95 Chevrolet Transmission Aftermarket 1561
96 Hyundai Transmission Performance 4924
97 Kia Alternator Refurbished 617
98 Honda Headlights OEM 2045
99 Kia Radiator Refurbished 289
[100 rows x 4 columns]
If there is more than one dataframe, you can access them using the index, You can also use len(dataframes) to know how many dataframes are in the dataframes list
Tweaking
Remember, at the beginning, I said something about using the os module for handling file paths in more complex workflows like extracting more than one PDF in a folder having the same table structure and appending them as one Dataframe. In the code below, I extracted 5 car_parts_data PDFs with 100 rows of data each, making a total of 500 rows of data as a single Dataframe.
folder_path = r"pdfs"
file_paths = [os.path.join(folder_path, file) for file in os.listdir(folder_path) if file.lower().endswith('.pdf')]
all_data = pd.DataFrame()
for path in file_paths:
table = ReadPdf_Table(filename=path)
data = table.loadTable()[0]
all_data = pd.concat([all_data, data], ignore_index=True)
print(all_data)
#Output
Brand Part Type Price ($)
0 Audi Engine Performance 3654
1 Nissan Brakes Refurbished 3797
2 Hyundai Engine Refurbished 3343
3 Mercedes Tires Refurbished 4168
4 Chevrolet Headlights Refurbished 1669
.. ... ... ... ...
495 Chevrolet Radiator OEM 4031
496 Kia Radiator Performance 2711
497 Honda Battery Refurbished 110
498 Chevrolet Transmission Performance 1880
499 Kia Alternator Refurbished 3717
[500 rows x 4 columns]
Final Thought
This class offers a flexible foundation for PDF table extraction. You could improve it further by:
- Adding error handling for
extract_table()
failures. - Including logging or progress output.

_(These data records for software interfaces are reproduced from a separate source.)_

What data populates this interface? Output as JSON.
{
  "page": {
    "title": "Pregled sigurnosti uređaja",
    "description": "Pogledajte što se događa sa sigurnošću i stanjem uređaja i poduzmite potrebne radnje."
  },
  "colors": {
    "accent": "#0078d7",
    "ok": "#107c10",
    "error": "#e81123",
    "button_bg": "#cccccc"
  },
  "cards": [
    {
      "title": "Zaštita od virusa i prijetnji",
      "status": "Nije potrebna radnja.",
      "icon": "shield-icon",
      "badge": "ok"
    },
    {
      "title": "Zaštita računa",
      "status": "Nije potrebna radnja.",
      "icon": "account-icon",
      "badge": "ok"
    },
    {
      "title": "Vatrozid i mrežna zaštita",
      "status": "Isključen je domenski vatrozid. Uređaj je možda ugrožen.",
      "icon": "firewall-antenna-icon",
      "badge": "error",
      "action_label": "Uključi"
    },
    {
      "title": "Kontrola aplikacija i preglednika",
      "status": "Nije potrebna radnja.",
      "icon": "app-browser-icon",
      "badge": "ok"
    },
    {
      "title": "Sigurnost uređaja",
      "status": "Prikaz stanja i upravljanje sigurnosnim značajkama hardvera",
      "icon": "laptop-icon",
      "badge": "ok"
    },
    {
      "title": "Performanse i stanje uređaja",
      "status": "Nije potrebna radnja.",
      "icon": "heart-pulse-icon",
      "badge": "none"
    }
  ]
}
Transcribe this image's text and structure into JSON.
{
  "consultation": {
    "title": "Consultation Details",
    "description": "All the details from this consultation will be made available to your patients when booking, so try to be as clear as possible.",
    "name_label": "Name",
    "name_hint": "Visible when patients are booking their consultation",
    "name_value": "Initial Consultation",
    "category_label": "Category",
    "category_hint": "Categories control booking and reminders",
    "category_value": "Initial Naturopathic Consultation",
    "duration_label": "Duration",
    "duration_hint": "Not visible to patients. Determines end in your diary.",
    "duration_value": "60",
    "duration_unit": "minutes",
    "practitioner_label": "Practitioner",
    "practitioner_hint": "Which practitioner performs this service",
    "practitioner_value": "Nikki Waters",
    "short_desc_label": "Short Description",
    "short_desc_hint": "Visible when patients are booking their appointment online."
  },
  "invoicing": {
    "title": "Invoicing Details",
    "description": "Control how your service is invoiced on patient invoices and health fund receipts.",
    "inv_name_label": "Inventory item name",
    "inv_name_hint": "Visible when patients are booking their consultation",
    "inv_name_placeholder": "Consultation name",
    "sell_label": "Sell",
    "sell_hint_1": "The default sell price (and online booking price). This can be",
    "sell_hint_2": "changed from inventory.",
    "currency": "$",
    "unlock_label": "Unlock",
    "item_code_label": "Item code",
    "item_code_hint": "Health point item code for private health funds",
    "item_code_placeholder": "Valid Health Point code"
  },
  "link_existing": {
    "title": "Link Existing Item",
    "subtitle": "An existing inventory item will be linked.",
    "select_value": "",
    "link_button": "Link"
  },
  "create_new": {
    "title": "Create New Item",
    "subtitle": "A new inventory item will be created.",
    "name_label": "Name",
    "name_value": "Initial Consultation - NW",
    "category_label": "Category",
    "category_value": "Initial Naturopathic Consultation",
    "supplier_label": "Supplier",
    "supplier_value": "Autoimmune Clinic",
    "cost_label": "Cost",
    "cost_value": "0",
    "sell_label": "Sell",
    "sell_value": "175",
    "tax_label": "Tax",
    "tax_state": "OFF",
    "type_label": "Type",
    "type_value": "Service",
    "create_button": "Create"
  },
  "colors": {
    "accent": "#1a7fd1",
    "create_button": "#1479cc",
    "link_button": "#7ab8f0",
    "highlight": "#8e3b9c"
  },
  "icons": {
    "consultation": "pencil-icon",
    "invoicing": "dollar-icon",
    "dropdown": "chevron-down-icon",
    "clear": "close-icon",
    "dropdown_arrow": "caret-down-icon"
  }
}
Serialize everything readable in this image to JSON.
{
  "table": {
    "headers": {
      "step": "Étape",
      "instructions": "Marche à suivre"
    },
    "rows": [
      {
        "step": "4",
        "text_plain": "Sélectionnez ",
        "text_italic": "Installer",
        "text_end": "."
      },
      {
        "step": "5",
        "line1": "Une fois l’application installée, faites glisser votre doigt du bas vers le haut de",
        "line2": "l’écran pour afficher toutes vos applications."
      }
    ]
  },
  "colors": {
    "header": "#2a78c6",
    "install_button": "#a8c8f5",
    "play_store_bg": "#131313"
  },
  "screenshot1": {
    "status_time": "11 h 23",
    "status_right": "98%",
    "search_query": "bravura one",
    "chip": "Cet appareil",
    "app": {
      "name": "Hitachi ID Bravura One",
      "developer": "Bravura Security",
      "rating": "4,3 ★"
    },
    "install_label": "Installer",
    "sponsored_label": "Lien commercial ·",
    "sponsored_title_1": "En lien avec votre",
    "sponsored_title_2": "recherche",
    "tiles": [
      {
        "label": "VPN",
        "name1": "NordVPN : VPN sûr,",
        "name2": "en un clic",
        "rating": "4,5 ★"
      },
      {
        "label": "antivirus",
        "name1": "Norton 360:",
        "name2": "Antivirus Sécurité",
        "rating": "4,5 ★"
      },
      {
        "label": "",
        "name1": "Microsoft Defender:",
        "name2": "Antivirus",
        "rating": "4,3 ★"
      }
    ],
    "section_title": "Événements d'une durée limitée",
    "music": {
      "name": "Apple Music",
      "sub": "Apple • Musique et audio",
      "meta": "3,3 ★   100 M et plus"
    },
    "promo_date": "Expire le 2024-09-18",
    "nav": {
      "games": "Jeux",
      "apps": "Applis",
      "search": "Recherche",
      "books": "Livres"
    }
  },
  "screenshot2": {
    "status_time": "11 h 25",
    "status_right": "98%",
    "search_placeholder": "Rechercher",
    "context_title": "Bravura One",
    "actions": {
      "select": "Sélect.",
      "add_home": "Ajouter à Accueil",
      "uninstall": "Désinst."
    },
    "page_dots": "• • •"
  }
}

- Adding options for treating merged cells or skewed formatting.
Although this code extracts PDFs containing one or more tables but if there are two different tables with similar columns, it might append them as one. This can be separated while using pandas to manipulate and clean up dataframe after extraction.
Note: I am not perfect, you might see a mistake or a better way of doing this same thing, I will be glad if you are willing to share. You can check out some of my project works here.
As it stands, this is a solid starting point for anyone looking to bring tabular data from PDFs into the Python data science ecosystem.